Foreign Desk Report
BRASILIA: Brazilian President Jair Bolsonaro has said he sees three alternatives for his future: prison, death or victory in next year’s presidential election.
The right-wing populist leader is trailing left-wing former President Luiz Inácio Lula da Silva in the polls.
“I have three alternatives for my future: being arrested, killed or victory,” he told evangelical leaders. But the former military officer said there was no chance of prison because “no man on Earth will threaten me”. Mr Bolsonaro was nearly stabbed to death on the campaign trail in 2018. His remarks come amid fierce tensions between him and the country’s judiciary and election authorities.
The 66-year-old president, who hopes for a second term next year, has been questioning Brazil’s electronic voting system and threatened not to accept the result of next year’s presidential election.
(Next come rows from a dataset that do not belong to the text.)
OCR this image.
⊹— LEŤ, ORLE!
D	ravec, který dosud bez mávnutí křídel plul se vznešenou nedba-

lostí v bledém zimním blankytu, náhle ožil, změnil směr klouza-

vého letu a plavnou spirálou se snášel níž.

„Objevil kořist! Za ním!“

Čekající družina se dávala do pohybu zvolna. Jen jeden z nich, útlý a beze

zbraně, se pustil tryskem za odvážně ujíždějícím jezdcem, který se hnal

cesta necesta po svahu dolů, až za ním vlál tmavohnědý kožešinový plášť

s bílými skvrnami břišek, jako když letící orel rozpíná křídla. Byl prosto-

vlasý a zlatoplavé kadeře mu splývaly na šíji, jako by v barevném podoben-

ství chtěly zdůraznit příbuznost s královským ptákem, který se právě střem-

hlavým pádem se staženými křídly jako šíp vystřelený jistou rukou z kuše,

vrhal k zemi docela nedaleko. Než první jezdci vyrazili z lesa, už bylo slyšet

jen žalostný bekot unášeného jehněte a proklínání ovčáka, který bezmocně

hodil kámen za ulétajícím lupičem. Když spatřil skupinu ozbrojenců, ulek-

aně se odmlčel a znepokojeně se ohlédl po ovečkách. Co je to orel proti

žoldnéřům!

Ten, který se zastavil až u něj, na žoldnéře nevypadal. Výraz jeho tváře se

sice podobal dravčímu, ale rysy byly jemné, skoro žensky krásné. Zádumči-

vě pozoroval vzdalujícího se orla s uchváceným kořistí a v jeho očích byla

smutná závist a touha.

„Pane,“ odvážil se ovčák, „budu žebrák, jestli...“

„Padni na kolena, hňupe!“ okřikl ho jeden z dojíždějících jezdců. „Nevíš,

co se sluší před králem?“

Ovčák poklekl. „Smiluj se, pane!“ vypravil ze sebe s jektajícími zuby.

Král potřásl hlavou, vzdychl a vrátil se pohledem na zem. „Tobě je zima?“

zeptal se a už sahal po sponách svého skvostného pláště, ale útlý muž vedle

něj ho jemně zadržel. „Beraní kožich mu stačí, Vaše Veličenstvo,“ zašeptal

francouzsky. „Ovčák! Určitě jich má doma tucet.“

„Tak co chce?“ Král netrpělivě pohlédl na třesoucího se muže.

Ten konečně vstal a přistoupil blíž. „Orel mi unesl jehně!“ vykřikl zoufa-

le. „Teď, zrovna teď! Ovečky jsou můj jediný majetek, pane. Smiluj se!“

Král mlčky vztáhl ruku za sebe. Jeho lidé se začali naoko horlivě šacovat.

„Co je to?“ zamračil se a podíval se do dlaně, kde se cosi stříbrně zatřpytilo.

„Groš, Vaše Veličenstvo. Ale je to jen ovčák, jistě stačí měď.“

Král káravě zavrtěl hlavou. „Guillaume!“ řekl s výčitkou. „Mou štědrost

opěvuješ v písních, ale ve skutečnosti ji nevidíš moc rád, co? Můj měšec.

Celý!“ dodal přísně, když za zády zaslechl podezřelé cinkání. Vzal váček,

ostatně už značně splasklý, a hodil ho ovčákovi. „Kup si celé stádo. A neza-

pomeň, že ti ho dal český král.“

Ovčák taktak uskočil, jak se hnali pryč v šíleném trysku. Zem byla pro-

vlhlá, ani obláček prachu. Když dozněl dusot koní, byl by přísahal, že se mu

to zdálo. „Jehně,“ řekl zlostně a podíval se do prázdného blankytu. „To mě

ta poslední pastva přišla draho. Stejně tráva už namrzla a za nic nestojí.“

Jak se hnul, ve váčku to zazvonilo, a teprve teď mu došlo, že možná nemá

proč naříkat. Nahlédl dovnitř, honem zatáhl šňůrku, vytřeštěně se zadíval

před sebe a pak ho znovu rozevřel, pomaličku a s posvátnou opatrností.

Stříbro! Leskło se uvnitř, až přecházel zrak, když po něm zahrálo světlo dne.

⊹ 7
On Wednesday, the head of Brazil’s electoral court insisted there was no problem with the voting system.
But at a meeting with Christian leaders on Saturday, Mr Bolsonaro refused to back down in his criticism.
“We have a president who neither desires nor provokes a rupture, but everything has a limit in life. I can’t continue to live with this,” he said. The president urged the evangelical leaders to join planned nationwide demonstrations on 7 September in support of him.
On Friday, 150 indigenous people protested in front of his presidential palace ahead of a key supreme court ruling on their ancestral lands. Mr Bolsonaro has backed a roll-back of indigenous rights, saying they are a block on agricultural expansion. While grappling with coronavirus, which has killed more than half a million Brazilians, the country is also struggling with high inflation, hunger and unemployment.
Weeks earlier, Bolsonaro had condemned a new investigation into his unsubstantiated claims that the country’s electronic voting system is marred by fraud, saying he refuses to be “intimidated”.
Electoral authorities last month ordered a probe into Bolsonaro’s campaign to have paper receipts printed after electronic ballots are cast in next year’s presidential election, a push he has justified by saying, without evidence, that the system is riddled with fraud.
The far-right leader, who has seen a recent loss of popularity amid Brazil’s coronavirus crisis and a string of government corruption allegations, has said there will be no elections in 2022 if the system is not overhauled.